Novo Nordisk's Ozempic gets FDA label update flagging risk of intestinal blockage disorder

While GLP-1 drugs from Novo Nordisk and Eli Lilly are believed to be relatively free of serious side effects, a few problems have emerged as the treatments have gained wider and longer-term use.

One came last week, when the FDA revealed that it has updated the label for Novo’s Ozempic, warning of the potential of intestinal blockage.

The condition, known as ileus, can be life threatening and is already listed as a potential side effect on the labels of Eli Lilly’s diabetes drug Mounjaro and Novo’s weight-loss therapy Wegovy, which is the same formulation as Ozempic, just in a higher dose.

On the FDA’s Adverse Events Reporting System (FAERS) public dashboard, the agency has tracked 33 reports of ileus from GLP-1 users, with two deaths. 

“Because these reactions are reported voluntarily from a population of uncertain size, it is not always possible to reliably estimate their frequency or establish a causal relationship to drug exposure,” the FDA wrote of the label change.

In a statement, Novo Nordisk said patient safety is a "top priority." 

The company "stands behind the safety and efficacy of Ozempic and all of our medicines when used consistent with the product labeling and the approved indications," a spokesperson said.

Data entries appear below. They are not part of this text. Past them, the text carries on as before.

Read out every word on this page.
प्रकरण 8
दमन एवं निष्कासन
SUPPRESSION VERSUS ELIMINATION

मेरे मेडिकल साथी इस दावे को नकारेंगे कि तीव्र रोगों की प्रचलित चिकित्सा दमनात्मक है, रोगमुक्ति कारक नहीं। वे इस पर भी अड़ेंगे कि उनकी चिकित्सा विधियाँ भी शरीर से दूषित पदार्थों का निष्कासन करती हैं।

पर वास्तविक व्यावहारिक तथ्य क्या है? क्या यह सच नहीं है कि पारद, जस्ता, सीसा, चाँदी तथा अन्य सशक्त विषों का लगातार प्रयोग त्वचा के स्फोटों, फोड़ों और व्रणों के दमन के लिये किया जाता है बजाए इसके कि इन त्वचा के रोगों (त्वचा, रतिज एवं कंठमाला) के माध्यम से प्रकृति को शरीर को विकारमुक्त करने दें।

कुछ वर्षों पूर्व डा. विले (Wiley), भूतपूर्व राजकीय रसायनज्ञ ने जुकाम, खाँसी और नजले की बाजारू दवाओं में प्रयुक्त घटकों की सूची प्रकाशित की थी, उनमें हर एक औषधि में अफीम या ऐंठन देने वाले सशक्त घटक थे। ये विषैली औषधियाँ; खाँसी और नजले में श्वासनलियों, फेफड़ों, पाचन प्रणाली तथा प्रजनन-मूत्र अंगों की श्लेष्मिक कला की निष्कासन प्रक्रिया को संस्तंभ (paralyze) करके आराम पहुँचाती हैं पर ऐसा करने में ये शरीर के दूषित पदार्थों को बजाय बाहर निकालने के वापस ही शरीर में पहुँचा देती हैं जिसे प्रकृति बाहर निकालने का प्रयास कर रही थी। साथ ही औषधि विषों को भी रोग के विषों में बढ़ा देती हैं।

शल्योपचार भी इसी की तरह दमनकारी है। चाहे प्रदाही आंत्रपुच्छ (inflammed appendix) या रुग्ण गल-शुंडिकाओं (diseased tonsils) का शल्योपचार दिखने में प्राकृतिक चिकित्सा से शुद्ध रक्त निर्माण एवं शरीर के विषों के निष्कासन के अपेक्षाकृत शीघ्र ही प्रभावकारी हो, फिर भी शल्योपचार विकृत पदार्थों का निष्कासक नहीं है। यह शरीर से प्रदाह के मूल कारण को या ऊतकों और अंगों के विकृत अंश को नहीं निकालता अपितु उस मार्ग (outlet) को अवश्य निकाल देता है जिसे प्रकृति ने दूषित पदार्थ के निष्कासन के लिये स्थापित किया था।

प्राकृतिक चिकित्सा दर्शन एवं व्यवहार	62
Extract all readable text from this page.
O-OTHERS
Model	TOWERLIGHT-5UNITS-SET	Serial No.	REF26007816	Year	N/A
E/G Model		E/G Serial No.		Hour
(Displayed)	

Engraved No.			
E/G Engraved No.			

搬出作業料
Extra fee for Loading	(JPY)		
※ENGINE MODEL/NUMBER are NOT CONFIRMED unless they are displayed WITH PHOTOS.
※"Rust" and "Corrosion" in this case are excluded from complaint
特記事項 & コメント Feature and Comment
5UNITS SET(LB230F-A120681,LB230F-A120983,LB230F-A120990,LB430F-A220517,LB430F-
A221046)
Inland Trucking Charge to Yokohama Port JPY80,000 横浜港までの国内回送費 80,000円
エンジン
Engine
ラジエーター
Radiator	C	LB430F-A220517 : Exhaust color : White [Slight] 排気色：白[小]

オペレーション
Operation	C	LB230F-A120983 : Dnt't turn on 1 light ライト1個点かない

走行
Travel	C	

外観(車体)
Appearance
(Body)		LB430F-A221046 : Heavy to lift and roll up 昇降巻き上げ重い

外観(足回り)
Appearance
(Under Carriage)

The risk of ileus was cited earlier this year by a group of Chinese scientists. They wrote that the use of GLP-1 drugs may cause continuous increases in intestinal length, causing it to “become as inelastic and fibrotic as a loose spring.” The possibility of having an intestinal blockage peaks after a year and a half of use, the researchers said, which is longer than the duration of most of the clinical studies involving GLP-1 therapies.

In all, the FDA has received more than 8,500 reports through FAERS of gastrointestinal disorders with the use of Novo’s Ozempic and Wegovy.